Ten Years Alive on the Infinite Plain continues this evening featuring the acclaimed guitarist Marc Ribot. Ribot, who helped organize and performed in the first ever ISSUE Project Room concert, has been called "a master of introverted ironies" by The Village Voice. Over three decades and 19 solo albums, his music has explored diverse genres including Haitian classical music, free jazz, American roots music, and composition for symphony orchestra. He returns tonight for an evening featuring the dynamic saxophonist, composer and improviser Matana Roberts, and the Irish guitarist Cian Nugent, whose striking instrumental folk draws on acoustic Americana traditions.
Ten Years Alive on the Infinite Plain– a two-month festival celebrating ISSUE Project Room's 10th anniversary– revisits seminal past projects and initiates new relationships with over 60 artists working across disciplines of sound, dance, performance, and literature. Presented as a series of 24 evenings of provocative double billings, Ten Years Alive blurs the boundaries between divergent disciplines and practices and celebrating the vibrancy of the Brooklyn experimental arts community.
New Jersey-born guitarist Marc Ribot grew up playing in garage bands while studying with his mentor, Haitian classical guitarist and composer Frantz Casseus. After moving to New York City in 1978, Ribot was a member of the soul/punk Realtones, and of John Lurie's Lounge Lizards (1984-89). Between 1979 and 1985, Ribot also worked as a side musician with Brother Jack McDuff, Wilson Pickett, Carla Thomas, Rufus Thomas, Chuck Berry, and many others. Rolling Stone points out that Ribot “helped Tom Waits refine a new, weird Americana on 1985's “Rain Dogs”, and since then he's become the go-to guitar guy for roots-music adventurers including Robert Plant and Alison Krauss, Elvis Costello, John Mellencamp.” Additional recording credits include Soloman Burke, Marianne Faithful, Arto Lindsay, Caetano Veloso, Laurie Anderson, Susana Baca, McCoy Tyner, The Jazz Passengers, John Lurie’s The Lounge Lizards, Medeski, Martin & Wood, Jamaaladeen Tacuma, Cibo Matto, and more recently Joe Henry, Allen Toussaint, Norah Jones, Akiko Yano, The Black Keys, Jeff Bridges, Jolie Holland, Elton John/Leon Russell and many others. Ribot performed the first ever concert at ISSUE Project Room, a special concert curated by Ribot and Fiol honoring the work of Franz Casseus, the father of Haitian Classical music.

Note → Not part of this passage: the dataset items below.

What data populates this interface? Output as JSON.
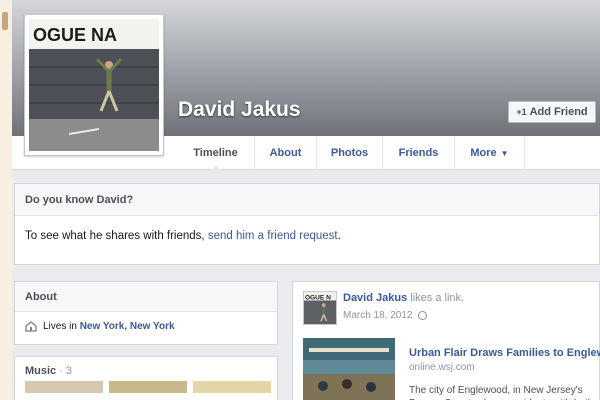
{
  "profile": {
    "name": "David Jakus",
    "add_friend_label": "Add Friend",
    "cover_sign_text": "OGUE NA"
  },
  "nav": {
    "tabs": [
      {
        "label": "Timeline",
        "active": true
      },
      {
        "label": "About"
      },
      {
        "label": "Photos"
      },
      {
        "label": "Friends"
      },
      {
        "label": "More"
      }
    ]
  },
  "know_card": {
    "title": "Do you know David?",
    "body_text": "To see what he shares with friends, ",
    "link_text": "send him a friend request",
    "suffix": "."
  },
  "about": {
    "title": "About",
    "lives_prefix": "Lives in ",
    "lives_link": "New York, New York"
  },
  "music": {
    "title": "Music",
    "count": "· 3"
  },
  "post": {
    "author": "David Jakus",
    "action": " likes a link.",
    "date": "March 18, 2012",
    "thumb_text": "OGUE N",
    "link": {
      "title": "Urban Flair Draws Families to Englewood",
      "domain": "online.wsj.com",
      "description": "The city of Englewood, in New Jersey's Bergen County, draws residents with both its proximity to New York"
    }
  },
  "colors": {
    "link_blue": "#3b5998",
    "page_bg": "#e9ebee",
    "card_head_bg": "#f6f7f9"
  }
}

Matana Roberts is a dynamic saxophonist, composer and improviser, who tries to expose in her music the mystical roots and spiritual traditions of American creative expression. She has appeared on recordings and in performances in the U.S., Europe, and Canada with her own ensembles as well as with the jazz trio Sticks And Stones, of which she was a founding and core member. Roberts has also played in and with: Black Rock Coalition founder Greg Tate's Burnt Sugar; Reg E. Gaines and Savion Glover's homage project to John Coltrane; The Oliver Lake Big Band; and The Julius Hemphill Sextet and Merce Cunningham dance. She has recorded as a side person with groups as diverse as Godspeed You! Black Emperor, TV On The Radio, Savath & Savalas, Thee Silver Mt Zion, and sound artist Daniel Given's Day Clear/Day Dark. Matana feels strongly that her music must not only reflect the many colors and moods of universal human emotions, but also document, critique, testify and respond to socio-economic, historical, and cultural inequalities in her own country and around the world. Roberts was and ISSUE Project Room Artist-In-Residence in 2009.

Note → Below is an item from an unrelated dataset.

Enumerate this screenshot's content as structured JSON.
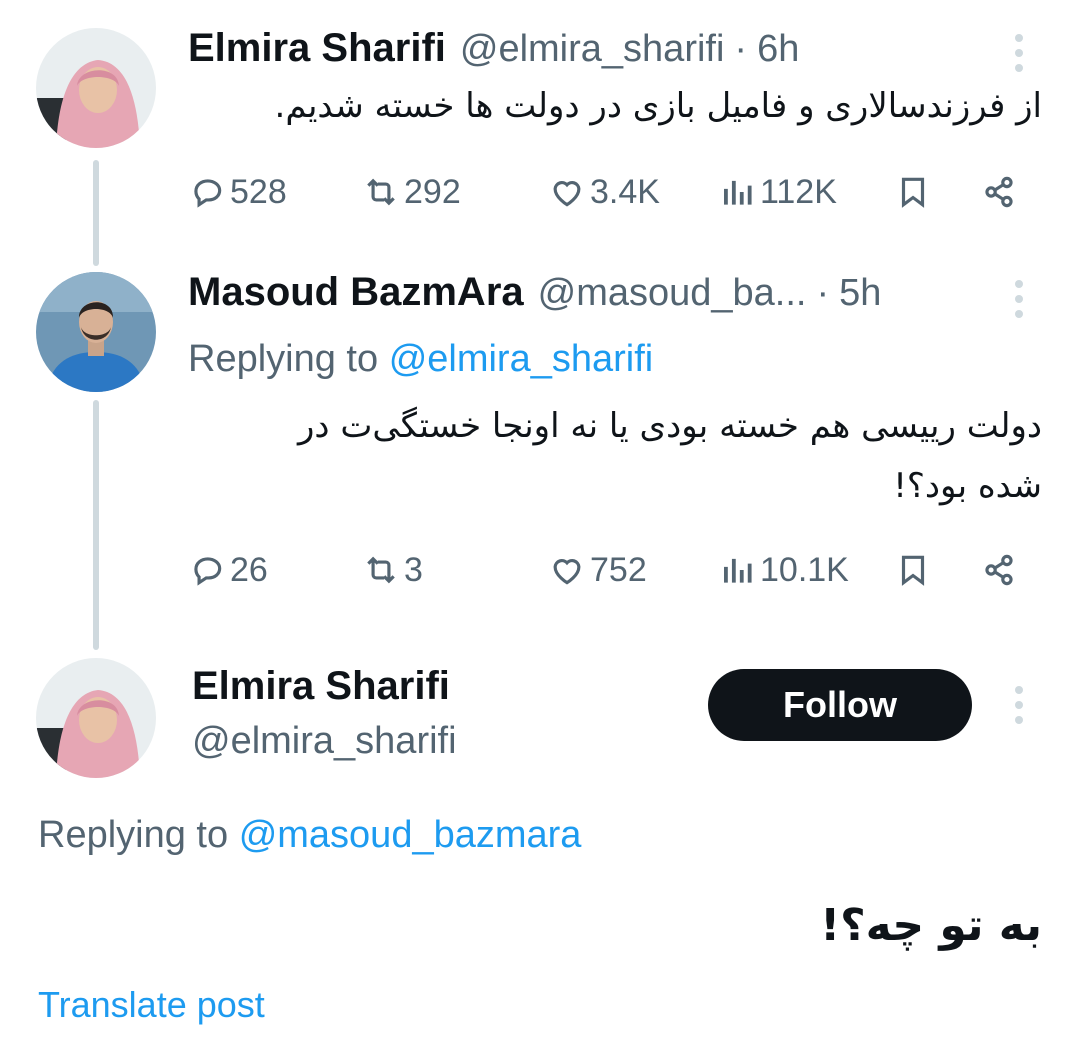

Cian Nugent is a guitar player and composer from Dublin, Ireland who combines personal passions, pre-war blues, traditional musics, late 1960s & ’70s singer-songwriters, jazz ambitions, modern composition and the Takoma school into a deeply personal style. His music boasts an orchestrated and fully instrumental sound both playful and eerie. Nugent has toured with Jack Rose, Glenn Jones, Micah Blue Smaldone, Ben Reynolds, Nalle, The Family Elan, George Stavis, Jozef van Wissem, C Joynes, Peter Delaney, Thinguma*jigSaw and James Blackshaw throughout Europe and the United States.